Há também, pelo menos para alguns, um grau de nostalgia por um passado imaginário do bloco soviético e pela “ordem” que os líderes fortes e essencialmente conservadores socialmente impuseram na época, em comparação com o “caos” liberal que se seguiu desde então.

As eleições presidenciais do ano passado na República Tcheca e as eleições parlamentares na Polônia demonstram que o tipo de retrocesso democrático visto em outros lugares do antigo bloco soviético pode ser interrompido e revertido. Da mesma forma, a decisão da Armênia de sair da Organização do Tratado de Segurança Coletiva (OTSC) liderada pela Rússia — uma mini sucessora do pacto de Varsóvia pós-soviético — indica que os alinhamentos geopolíticos não são imutáveis.

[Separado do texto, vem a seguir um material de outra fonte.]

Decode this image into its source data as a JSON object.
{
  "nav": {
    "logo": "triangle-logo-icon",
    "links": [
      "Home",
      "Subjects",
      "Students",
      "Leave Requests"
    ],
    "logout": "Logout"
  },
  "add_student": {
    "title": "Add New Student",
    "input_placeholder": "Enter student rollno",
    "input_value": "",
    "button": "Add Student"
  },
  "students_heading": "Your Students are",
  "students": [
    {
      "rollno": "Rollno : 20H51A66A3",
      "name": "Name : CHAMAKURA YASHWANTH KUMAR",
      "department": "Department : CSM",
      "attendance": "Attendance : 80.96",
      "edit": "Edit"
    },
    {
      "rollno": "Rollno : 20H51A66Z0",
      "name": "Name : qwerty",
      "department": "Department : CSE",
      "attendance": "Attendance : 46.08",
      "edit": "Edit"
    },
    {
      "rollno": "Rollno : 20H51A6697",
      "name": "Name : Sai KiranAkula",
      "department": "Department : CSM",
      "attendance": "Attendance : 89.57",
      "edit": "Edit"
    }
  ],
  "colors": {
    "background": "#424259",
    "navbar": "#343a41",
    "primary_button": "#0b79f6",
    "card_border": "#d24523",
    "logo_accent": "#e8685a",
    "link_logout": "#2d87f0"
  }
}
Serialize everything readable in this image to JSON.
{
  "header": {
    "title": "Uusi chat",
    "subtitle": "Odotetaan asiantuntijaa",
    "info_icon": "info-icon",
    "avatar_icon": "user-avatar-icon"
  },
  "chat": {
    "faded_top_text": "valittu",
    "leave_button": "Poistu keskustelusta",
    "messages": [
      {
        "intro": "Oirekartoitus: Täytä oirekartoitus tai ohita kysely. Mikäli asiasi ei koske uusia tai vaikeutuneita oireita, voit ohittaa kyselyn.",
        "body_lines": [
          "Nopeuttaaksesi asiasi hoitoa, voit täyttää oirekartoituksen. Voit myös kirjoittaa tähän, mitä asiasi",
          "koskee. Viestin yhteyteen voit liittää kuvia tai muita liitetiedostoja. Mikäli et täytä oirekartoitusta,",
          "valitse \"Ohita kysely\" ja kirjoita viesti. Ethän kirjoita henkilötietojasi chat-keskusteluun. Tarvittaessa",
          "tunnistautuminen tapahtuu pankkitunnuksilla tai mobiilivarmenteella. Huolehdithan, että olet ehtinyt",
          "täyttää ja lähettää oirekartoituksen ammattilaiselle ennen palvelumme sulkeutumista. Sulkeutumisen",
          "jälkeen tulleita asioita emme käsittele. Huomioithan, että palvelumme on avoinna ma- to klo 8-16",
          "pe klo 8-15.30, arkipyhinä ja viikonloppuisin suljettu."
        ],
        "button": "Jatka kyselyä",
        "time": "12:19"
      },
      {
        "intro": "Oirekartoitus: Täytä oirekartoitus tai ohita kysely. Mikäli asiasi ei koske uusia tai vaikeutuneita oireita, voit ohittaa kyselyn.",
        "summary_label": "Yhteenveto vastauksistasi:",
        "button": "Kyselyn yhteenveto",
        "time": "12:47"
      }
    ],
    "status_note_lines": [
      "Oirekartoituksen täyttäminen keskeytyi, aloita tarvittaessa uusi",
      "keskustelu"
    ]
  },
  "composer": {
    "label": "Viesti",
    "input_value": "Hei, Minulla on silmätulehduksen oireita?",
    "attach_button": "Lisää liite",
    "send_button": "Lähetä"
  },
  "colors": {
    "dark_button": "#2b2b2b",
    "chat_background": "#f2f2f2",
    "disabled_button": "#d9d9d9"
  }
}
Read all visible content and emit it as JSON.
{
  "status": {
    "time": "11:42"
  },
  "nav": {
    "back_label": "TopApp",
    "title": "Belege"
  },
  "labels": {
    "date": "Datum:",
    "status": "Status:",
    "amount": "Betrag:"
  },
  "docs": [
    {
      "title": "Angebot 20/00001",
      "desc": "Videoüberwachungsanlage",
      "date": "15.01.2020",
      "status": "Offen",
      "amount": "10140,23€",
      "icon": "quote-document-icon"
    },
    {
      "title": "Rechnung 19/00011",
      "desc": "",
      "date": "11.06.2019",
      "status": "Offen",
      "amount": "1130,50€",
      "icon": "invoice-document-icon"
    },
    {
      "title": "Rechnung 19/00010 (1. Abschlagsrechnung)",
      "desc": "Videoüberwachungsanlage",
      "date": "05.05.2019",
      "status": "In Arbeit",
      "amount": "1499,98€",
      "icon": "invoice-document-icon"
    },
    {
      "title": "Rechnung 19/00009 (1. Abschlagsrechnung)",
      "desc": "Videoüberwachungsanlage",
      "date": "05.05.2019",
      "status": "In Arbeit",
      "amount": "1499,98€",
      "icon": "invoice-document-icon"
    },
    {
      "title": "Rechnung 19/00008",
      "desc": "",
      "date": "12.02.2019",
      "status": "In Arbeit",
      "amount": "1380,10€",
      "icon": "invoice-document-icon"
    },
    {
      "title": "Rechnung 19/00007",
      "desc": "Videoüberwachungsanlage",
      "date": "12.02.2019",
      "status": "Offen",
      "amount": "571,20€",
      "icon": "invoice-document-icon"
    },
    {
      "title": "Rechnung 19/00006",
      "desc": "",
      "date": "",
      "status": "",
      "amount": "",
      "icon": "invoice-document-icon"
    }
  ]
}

Todas essas mudanças são sinais de uma ordem de segurança europeia e global instável. Quando e como a guerra na Ucrânia terminar determinará que tipo de nova ordem provavelmente se estabelecerá. O aumento simultâneo do populismo de direita e esquerda, e de autocracias mais antigas e mais novas e seu alinhamento ideológico com o Kremlin, no entanto, envia uma nota de extrema cautela de que a reconstituição de uma nova ordem liberal está longe de ser certa. Independentemente de quem, se alguém, vencer na Ucrânia.